Easter evening, when I bumped her rate up to 72 mL/hour that was the tipping point. She woke up Monday in a bit more squirming pain and crying but no vomiting and she did overcome it. Yesterday morning however, after running it again at 72 mL/hour, she woke up screaming and squirming in quite a bit more pain and proceeded to vomit and stool out every last thing in her system, repeatedly until the point of dry heaves. Exhausting, on so many levels. How awful for Olivia to begin her days waking up in pain. Puking sucks, and to do it right off the bat, in the morning, and this has been going on for so long. I can't even imagine. To be screaming in pain, it breaks my heart. 

This whole cycle has been playing out since November, and we are no closer I feel, to figuring this out then we were back then. All we can do now, until we can get some answers is to decrease the rate on her nightly feeds and go from there, or discontinue the use of the g-tube all together. Since her eating during the day is so poor and having to decrease her nightly rate by 1/3 to a tolerable amount, well we won't gain ground in the weight category and will continue to lose it. However, with that being said, Olivia's struggles with anxiety, while lessening, are still there. I've voiced my opinion to everyone involved in her care that there are definite reasons for her anxiety. The hospital visits, the ever-so-often clinic visits, the procedures we put her through, the waking up in pain, the vomiting, those are all very good reasons. I've said that until we get this figured out, anxiety will be there. For all we put her through to try to figure this out, the fact is, it's not better. We continue to tell her we are trying to help but when we put her through one test after another and the pain and occasional vomiting continues, how really do we expect her to have faith and not be nervous or scared? 
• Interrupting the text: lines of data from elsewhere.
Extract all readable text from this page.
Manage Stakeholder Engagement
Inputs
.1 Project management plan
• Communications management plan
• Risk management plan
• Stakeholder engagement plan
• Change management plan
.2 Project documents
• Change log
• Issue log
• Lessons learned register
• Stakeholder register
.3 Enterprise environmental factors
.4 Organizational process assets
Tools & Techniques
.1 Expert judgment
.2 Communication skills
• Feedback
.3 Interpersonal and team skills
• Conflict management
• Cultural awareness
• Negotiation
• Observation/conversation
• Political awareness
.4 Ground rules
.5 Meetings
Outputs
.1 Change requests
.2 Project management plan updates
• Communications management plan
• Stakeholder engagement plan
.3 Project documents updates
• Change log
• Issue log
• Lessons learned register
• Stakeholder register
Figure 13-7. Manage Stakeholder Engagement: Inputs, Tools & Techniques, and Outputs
I've been instructed to get her counseling, which we did attend our first appointment yesterday. Even there, the counselor said there are definite reasons for her anxiety and that from what I said, we have a good handle on it. We will continue to go and I asked if the counselor would meet with just Olivia going forward to see if she'd open up to her when I'm not there so we have a plan but honestly, until we get these GI issues solved or lessened, I honestly don't think anything is going to help much in way of Olivia's anxiety. 

I was told by the GI team yesterday that anatomically, Olivia's gut is normal, The results that proved otherwise were the result of all the backed up stool. I don't know if I fully buy this yet as I was told that wasn't the case initially, but I've been told more than once her gut is normal since then so . . .

I haven't been given information yet on what the next steps will be regarding getting to the bottom of Olivia's GI issues. The vomiting and nausea and every morning pain isn't "normal" and the fact that it's likely Olivia will eat a bit less because of her overnight feeds, the amount that she doesn't eats is excessive. We all agree on this, now we just need to continue pushing on to get things figured out. The next step may be a 1/2 day hospital procedure to test for the delayed gastric emptying. This shouldn't be too bad, just another hospital visit, as it involves Olivia eating something with a radioactive piece in it so they can watch how it moves through her system. In the meantime, I've requested that someone review all the procedures she's undergone and then get back to me on what to do next. 

Initially, I told Olivia my hope was to get this stuff figured out by summer so we could enjoy the few months of glorious weather around here, my hope in that is quickly diminishing . . . 

anyway, on to Happier News -

SAVE THE DATE 
Saturday, May 30th, 2015
Dreams for Olivia Golfing Event benefiting the CFF.